Now the pub serves Jack McCarthy's Black Pudding from Kanturk, Co Cork; Sheridan's Irish Farmhouse Cheeses; lamb and beef from FX Buckley's in Dublin; Donegal Rapeseed Oil and Kelly's Oysters from Kilcolgan, Co Galway.

Gault Millau
Recently it received the 2014 Gault Millau Restaurant Guide Chef's Toque Award. After Michelin, the Gault Millau is the leading guide for restaurants in western Europe and, although "people don't know about it in Ireland, it's created a huge amount of buzz here, that an Irish pub has received something like that", Patton says.

Irish pubs went through something of a boom in the 1990s and Patton reckons he opened his when they were at their peak in Austria. As their numbers declined, Charlie P’s focus on food stood to it.

“I think pubs have to offer more reasons to a consumer to visit them and food has a massive potential for growth,” Patton believes.

He credits the new vanguard of Irish cuisine for inspiring him.

“Some fantastic restaurants opened up in the last couple of years in Ireland and it’s great because I think the first wave of Michelin stars produced younger cooks who opened their own places and they would have influenced me a lot.”

As he saw Ireland slide deeper and deeper into recession, Patton was grateful for Austria, a country where he could “kind of weather the storm of the economy”.

A few years ago he would have looked on the Austrians as being “not so adventurous” in business. Now he’s glad the downturn “hasn’t hit anywhere near as badly as it has, unfortunately, in Ireland . . . People stopped spending for maybe six months, 12 months at the most and then they came back. It really didn’t have a huge impression in turnover in the pub, whereas I’d see people I’d know in the industry at home on their knees. There was a massive contrast between the two economies.”

Although he makes plenty of trips back to Ireland, Austria is “definitely my home”. He has two children there. “They were born in Ireland but go to a local state school, so they’re growing up being taught in English and German . . . it’s the best of both worlds really.”

The pub isn’t his only enterprise in Austria.

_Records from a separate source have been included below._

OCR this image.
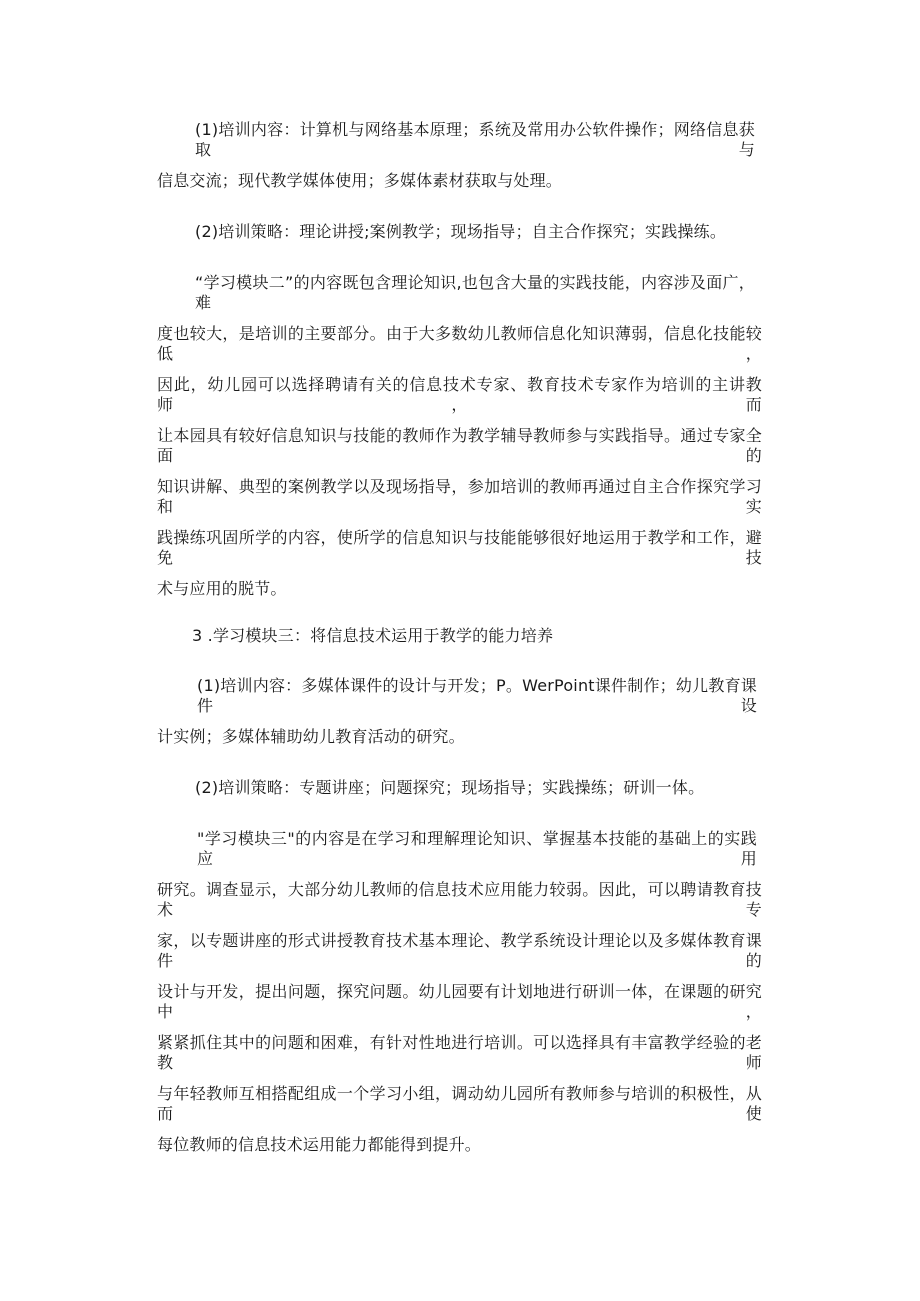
(1)培训内容：计算机与网络基本原理；系统及常用办公软件操作；网络信息获取与
信息交流；现代教学媒体使用；多媒体素材获取与处理。
(2)培训策略：理论讲授;案例教学；现场指导；自主合作探究；实践操练。
“学习模块二”的内容既包含理论知识,也包含大量的实践技能，内容涉及面广，难
度也较大，是培训的主要部分。由于大多数幼儿教师信息化知识薄弱，信息化技能较低，
因此，幼儿园可以选择聘请有关的信息技术专家、教育技术专家作为培训的主讲教师，而
让本园具有较好信息知识与技能的教师作为教学辅导教师参与实践指导。通过专家全面的
知识讲解、典型的案例教学以及现场指导，参加培训的教师再通过自主合作探究学习和实
践操练巩固所学的内容，使所学的信息知识与技能能够很好地运用于教学和工作，避免技
术与应用的脱节。
3 .学习模块三：将信息技术运用于教学的能力培养
(1)培训内容：多媒体课件的设计与开发；P。WerPoint课件制作；幼儿教育课件设
计实例；多媒体辅助幼儿教育活动的研究。
(2)培训策略：专题讲座；问题探究；现场指导；实践操练；研训一体。
"学习模块三"的内容是在学习和理解理论知识、掌握基本技能的基础上的实践应用
研究。调查显示，大部分幼儿教师的信息技术应用能力较弱。因此，可以聘请教育技术专
家，以专题讲座的形式讲授教育技术基本理论、教学系统设计理论以及多媒体教育课件的
设计与开发，提出问题，探究问题。幼儿园要有计划地进行研训一体，在课题的研究中，
紧紧抓住其中的问题和困难，有针对性地进行培训。可以选择具有丰富教学经验的老教师
与年轻教师互相搭配组成一个学习小组，调动幼儿园所有教师参与培训的积极性，从而使
每位教师的信息技术运用能力都能得到提升。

There’s also the plonk.

“Late last year, I launched a wine,” he says. He studied wine for a couple of years in Dublin and, in Austria, became co-owner of a vineyard. In November, he launched Heinz W in Ireland through an online seller and he hopes the Austrian white will appeal to jaded drinkers.

"People are bored with Chardonnay and Pinot Grigio or Sauvignon Blanc so hopefully it will be a success."

Pop-up restaurant
Beyond that he's looking for an indoor location for a "pop-up restaurant" in Vienna specialising in meat. He tried something similar on the banks of the Danube during the summer called, he laughs, It's all about the Meat, Baby, and it was "a massive success".

For that enterprise he imported Irish beef and he’s convinced the word “Irish” on food labelling is considered a mark of quality. The Irish food industry has made large strides since he set up in Vienna, gaining an international reputation along the way.

In Austria, as in other countries, specialist sellers offer Irish products such as cheeses and smoked salmon.

“I’m actually looking across the road at a burger place which sells a choice of ‘Irish beef’ in a burger,” Patton says over the phone. “That was never going to happen 15 years ago”.